Treatments for bipolar disorder almost always include the use of pharmacological interventions. Usually the medications that are prescribed include a mood stabilizer (like Lithium, Depakote, or Tegretol) and an antidepressant (such as Wellbutrin, Prozac, Paxil, Zoloft, etc. ). This combination of medications tends to help stabilize people's moods significantly and to improve their ability to attend to daily relationships and responsibilities. In addition to pharmacological treatment, it is frequently a good idea for someone with bipolar disorder to have psychotherapy treatment as well. A therapist can help the person learn to recognize early warning signs of mood instability so that, in case they occur again, intervention and treatment can begin early. Therapy can also help people with bipolar disorder cope with any disruptions in work, school, or relationships that have occurred due to their mood changes. Developing coping skills and sticking to medication treatment (even when feeling better) are other things that might be discussed in therapy. Additional help might be found at support groups for people with bipolar disorder, in which people with the diagnosis come together to talk about their experiences and how they manage their illness.
If the early warning signs of bipolar disorder are not recognized and treated with medication or therapeutic interventions, people can often end up with impairment severe enough that they need to be hospitalized for a period of time until their moods can be stabilized.
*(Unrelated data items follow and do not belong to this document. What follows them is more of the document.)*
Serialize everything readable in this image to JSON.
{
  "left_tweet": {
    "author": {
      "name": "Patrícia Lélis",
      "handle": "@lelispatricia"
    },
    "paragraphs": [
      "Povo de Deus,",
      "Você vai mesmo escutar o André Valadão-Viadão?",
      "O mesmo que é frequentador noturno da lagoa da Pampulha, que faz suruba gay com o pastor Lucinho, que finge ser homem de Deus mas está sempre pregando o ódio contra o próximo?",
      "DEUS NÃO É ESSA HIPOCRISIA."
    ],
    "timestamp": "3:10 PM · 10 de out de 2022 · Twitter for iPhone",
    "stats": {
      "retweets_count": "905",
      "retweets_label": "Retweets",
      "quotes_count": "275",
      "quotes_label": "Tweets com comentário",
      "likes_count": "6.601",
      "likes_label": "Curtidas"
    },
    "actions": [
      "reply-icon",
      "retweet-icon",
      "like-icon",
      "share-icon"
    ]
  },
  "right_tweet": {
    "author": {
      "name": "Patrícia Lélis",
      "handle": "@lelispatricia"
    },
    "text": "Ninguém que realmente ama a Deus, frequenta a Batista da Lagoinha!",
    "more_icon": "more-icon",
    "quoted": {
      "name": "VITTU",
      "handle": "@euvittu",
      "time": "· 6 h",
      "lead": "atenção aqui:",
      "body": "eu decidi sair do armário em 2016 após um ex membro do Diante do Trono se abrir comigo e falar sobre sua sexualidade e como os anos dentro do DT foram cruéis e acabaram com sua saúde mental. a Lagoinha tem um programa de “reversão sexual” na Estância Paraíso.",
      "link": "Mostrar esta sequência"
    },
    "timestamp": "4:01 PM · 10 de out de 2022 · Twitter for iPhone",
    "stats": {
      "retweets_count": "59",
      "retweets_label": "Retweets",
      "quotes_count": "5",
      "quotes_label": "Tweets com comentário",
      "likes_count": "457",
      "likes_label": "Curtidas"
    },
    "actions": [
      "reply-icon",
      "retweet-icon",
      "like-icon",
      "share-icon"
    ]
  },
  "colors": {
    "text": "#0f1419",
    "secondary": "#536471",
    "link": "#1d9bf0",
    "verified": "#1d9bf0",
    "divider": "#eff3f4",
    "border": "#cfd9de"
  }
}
Once they are released from the hospital, it is very important to maintain whatever medication regimen has been started, and to seek follow-up help from an outpatient therapist.
While there is no one identified cause of bipolar disorder, it tends to run in families. This can be helpful to know in that, if you know that someone in your family has bipolar disorder, you can be very alert to potential signs of it in yourself, thereby catching and treating it early. Most of the time (although not always), symptoms of bipolar disorder emerge in late adolescence or early adulthood.Given this, it is particularly important that college students be aware of the signs of bipolar disorder as it is likely that someone in your classes or dorms will be diagnosed during your time in school here.
If you have been diagnosed with bipolar disorder, you probably already know a lot of this information. For those of you with a loved one who has been diagnosed with bipolar disorder, you may need some help in understanding the illness and learning how to cope with your friend/family member's mood changes without taking them personally. There may be specific strategies you can learn to help you minimize the impact of the disorder on your life and relationship.